Wendy’s, which relies on teens to clean up the fries and call out orders, added a way for applicants to apply for a job via their smartphones. Applicants are screened using artificial intelligence, leading to an interview faster than uploading a resume. The idea is to hire them before another employer.

“Speed ​​is critical,” said Randy Pianin, CEO of JAE Restaurant Group, a franchise that owns 220 Wendy’s locations. As a bonus, JAE offers workers a way to get part of their salary the day after they earn it, Pianin said, rather than having to wait two weeks for a paycheck.

Boomers Parks has increased wages at all eight amusement parks it owns and is offering bonuses of up to $ 50 a week for some teen workers who stay for the summer, said CEO Tim Murphy. With fewer people seemingly willing to take the jobs, Murphy said, competition for workers is fierce.

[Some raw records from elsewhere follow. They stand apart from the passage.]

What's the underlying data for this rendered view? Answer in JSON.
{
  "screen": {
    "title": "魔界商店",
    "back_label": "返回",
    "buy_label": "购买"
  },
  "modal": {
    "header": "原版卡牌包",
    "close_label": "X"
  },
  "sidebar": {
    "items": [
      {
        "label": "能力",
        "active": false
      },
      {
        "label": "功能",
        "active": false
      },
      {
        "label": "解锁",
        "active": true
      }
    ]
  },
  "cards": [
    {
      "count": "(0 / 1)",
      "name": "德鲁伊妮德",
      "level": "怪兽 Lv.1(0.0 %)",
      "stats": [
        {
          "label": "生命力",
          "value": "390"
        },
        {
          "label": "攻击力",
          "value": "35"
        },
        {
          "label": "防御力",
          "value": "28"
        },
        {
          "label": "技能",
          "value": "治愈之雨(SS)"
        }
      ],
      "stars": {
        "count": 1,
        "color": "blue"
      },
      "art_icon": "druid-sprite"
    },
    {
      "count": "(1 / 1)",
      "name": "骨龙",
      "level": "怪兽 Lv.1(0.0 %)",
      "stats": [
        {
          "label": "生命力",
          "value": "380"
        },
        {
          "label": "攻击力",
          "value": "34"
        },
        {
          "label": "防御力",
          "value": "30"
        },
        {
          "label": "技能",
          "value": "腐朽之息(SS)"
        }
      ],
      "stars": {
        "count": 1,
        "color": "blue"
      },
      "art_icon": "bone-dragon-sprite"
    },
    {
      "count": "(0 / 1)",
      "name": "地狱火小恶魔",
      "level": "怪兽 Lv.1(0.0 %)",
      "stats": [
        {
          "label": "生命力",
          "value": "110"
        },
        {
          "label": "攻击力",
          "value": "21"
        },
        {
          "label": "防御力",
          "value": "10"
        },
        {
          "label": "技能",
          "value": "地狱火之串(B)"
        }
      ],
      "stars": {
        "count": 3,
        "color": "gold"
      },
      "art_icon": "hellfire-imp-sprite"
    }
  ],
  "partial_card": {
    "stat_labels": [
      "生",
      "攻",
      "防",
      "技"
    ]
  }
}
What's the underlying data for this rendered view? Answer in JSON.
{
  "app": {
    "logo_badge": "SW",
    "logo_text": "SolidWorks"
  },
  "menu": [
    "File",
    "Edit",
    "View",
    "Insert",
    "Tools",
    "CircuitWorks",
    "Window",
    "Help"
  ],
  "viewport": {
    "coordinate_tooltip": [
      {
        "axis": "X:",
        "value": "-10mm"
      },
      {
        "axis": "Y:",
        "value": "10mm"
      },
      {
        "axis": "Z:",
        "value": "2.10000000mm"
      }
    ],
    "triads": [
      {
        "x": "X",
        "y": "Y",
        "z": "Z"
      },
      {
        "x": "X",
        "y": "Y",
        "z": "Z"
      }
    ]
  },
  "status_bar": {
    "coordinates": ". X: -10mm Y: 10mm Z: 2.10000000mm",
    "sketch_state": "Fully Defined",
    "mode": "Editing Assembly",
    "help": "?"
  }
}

At its Sahara Sam’s water park in West Berlin, New Jersey, the company lowered its minimum working age to 15 from 16 to try to recruit a larger pool of candidates.

Johnathon Miller thought he would have to wait until August, when he turned 16, to start working. But when she heard about the lowering of the age limit at Sahara Sam’s, she applied for and got the job. He will soon be a lifeguard, watching over the lazy river for $ 15 an hour, a couple bucks more an hour than Sahara Sam’s used to pay.

“I really want to work,” said Miller, who lives in Woolwich Township, NJ, so much so that he also got a friend interested: “He said, ‘Wow, are you hiring (age) 15? ‘”

At Curry Up Now, the restaurant pays $ 2 per hour above the minimum wage, which is $ 15 or more per hour, depending on the Bay Area location. The chain also offers a fund for teens to pay for classes or books, as well as free Zoom classes on managing money.

Kapoor admits that young employees require restaurant training and may not stick around for long. But there are advantages to having teenagers on staff. They generally tend to persuade their friends to work or eat there, giving Curry Up Now a stream of future workers and clients. And they’ve updated the restaurant’s music, adding more songs from the ’80s and’ 90s, as well as tunes from India and the Middle East.

All that said, the revival of teen employment may not last. The pre-pandemic trend toward fewer young workers in restaurants and entertainment venues could reassert itself if the economy’s labor shortage is finally resolved.

Still, Harrington, director of Drexel’s labor markets center, notes that “employers have moved down the labor queue as the supply of adult labor has become more limited.”

If the economic recovery continues to reduce unemployment, and if federal lawmakers continue to restrict the influx of low-skilled foreign workers, “then the chances of sustained growth in teen employment rates are good,” Harrington said.